Mr. McLaughlin is rightly concerned that no one in New Brunswick seems to understand the population and economic crisis facing our province. He rightly suggests that we have to get busy and solve this crisis.
Then the article states:
He has faith in the ability of New Brunswickers to shape a better future.After all, they did it in the 1960s and after the Second World War, he said. Sixty years ago New Brunswick had a lot in common with what people today consider a Third World country, he said. Yet men and women returned from the war with a renewed sense of confidence and undertook the massive effort of modernizing a province that lacked electricity in rural areas and had a small middle class.
Now, trust me, this is all good rhetoric but what the Prez and all of these guys seem to forget was the massive amount of foreign and national business investment that poured into New Brunswick after the War building new pulp mills, mines, fish processing plants, etc.

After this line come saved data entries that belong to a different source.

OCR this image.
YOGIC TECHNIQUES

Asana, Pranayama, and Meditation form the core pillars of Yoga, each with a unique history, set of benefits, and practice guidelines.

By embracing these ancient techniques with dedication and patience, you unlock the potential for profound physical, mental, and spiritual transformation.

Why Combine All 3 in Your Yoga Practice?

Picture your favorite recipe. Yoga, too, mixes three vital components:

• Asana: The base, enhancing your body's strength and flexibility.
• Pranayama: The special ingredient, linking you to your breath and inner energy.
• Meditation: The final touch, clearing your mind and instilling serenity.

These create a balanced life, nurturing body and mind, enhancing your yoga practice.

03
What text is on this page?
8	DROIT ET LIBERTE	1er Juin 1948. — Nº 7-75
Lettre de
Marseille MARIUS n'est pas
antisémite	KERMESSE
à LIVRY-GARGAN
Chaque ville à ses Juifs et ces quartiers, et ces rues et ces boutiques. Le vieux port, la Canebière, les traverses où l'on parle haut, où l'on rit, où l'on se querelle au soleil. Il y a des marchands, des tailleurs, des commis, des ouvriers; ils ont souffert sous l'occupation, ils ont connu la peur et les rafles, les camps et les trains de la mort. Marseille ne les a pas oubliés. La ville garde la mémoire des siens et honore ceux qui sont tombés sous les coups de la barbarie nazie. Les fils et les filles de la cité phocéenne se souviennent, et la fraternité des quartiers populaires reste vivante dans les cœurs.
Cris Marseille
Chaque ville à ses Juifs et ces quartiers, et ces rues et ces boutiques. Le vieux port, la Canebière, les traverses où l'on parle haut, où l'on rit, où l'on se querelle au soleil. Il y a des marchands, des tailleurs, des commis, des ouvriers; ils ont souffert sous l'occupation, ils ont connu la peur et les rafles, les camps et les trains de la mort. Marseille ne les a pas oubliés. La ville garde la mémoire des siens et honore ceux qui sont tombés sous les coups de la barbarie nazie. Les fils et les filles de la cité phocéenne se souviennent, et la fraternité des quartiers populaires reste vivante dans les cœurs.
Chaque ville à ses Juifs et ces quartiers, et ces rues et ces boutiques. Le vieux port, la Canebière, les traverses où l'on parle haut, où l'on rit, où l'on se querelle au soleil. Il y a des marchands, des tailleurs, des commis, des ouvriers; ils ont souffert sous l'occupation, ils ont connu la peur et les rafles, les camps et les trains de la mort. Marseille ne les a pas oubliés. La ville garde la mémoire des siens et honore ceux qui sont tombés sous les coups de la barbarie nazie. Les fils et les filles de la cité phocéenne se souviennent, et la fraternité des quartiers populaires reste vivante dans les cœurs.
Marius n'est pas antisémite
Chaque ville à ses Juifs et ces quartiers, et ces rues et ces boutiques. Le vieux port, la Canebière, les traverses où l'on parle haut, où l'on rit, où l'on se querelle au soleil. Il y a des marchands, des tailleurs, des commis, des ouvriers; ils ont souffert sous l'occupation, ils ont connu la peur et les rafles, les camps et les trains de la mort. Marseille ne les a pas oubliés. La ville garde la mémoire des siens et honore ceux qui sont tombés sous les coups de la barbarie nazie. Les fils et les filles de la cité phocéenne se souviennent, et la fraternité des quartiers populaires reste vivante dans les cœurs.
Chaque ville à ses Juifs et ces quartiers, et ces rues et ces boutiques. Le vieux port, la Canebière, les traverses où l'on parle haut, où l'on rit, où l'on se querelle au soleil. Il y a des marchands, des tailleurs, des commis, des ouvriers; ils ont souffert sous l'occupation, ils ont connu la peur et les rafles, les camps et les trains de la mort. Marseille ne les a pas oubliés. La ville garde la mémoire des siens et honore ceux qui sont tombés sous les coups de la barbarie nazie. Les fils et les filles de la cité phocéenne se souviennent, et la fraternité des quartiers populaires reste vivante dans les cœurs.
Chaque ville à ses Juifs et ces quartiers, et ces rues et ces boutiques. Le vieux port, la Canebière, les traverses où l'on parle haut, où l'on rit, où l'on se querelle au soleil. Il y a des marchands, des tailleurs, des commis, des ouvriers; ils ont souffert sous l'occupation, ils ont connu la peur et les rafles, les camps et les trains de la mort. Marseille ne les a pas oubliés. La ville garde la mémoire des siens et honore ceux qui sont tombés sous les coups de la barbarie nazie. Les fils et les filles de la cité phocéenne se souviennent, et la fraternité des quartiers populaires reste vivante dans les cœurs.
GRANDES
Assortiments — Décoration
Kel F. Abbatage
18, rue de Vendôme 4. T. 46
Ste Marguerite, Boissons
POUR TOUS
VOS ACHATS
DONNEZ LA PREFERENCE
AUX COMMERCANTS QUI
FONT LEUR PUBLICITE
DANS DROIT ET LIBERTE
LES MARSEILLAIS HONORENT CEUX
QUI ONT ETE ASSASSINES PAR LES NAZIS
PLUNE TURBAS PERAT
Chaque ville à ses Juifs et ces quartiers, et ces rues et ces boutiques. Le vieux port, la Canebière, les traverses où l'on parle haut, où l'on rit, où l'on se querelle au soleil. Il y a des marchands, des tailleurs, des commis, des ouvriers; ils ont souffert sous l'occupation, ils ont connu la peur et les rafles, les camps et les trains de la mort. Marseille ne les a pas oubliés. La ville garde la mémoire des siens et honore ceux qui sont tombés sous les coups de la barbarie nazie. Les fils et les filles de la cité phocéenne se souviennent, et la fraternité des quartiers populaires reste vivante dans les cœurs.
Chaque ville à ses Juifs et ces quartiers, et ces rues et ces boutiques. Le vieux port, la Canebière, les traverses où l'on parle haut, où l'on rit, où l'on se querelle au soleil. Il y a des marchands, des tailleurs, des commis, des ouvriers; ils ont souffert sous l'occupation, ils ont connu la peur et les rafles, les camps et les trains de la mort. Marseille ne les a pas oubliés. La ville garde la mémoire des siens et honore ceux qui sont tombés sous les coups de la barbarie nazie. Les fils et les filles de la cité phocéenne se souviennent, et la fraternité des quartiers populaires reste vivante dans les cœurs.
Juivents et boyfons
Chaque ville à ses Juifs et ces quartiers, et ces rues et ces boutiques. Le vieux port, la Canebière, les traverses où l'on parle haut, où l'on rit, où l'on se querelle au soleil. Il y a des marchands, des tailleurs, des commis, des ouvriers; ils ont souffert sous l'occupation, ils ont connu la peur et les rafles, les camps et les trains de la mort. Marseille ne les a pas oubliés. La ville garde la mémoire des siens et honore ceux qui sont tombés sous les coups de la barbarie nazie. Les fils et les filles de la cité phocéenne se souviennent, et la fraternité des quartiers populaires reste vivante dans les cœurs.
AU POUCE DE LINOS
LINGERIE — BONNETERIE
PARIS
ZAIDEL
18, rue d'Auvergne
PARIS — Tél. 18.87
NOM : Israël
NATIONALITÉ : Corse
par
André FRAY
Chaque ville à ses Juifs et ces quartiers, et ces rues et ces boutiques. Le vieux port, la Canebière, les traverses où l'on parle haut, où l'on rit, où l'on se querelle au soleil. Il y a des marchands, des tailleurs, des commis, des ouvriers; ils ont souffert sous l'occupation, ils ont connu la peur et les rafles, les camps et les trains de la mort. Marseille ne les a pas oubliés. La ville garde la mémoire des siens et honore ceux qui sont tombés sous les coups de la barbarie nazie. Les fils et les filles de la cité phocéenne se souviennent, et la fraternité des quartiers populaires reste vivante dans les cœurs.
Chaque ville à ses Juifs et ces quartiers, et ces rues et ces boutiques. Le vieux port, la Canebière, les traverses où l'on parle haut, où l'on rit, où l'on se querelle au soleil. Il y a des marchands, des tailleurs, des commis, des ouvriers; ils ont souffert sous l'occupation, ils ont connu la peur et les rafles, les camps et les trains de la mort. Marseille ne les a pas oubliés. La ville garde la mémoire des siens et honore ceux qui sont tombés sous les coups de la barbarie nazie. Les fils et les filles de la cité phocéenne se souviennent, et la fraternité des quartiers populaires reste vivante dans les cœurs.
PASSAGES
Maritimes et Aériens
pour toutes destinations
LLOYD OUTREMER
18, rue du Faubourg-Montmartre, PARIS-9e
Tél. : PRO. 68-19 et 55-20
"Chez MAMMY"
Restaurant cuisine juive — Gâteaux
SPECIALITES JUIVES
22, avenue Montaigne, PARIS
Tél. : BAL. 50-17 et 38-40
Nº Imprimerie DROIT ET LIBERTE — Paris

So, while the Prez’s heart is in the right place for saying that New Brunswickers saw the problem and tackled it (what a romantic), the fact that NextNB seems to be minimizing and/or neglecting the massive external investment needed to support any major economic transformation is, to me, very baffling.
NextNB should spend its time figuring out how we are going to bring in new investment, new people and new ideas from outside this province as that is the fundamental challenge.
More money for UNB will mean more trained graduates for Ontario and that may serve UNB’s agenda but not the province.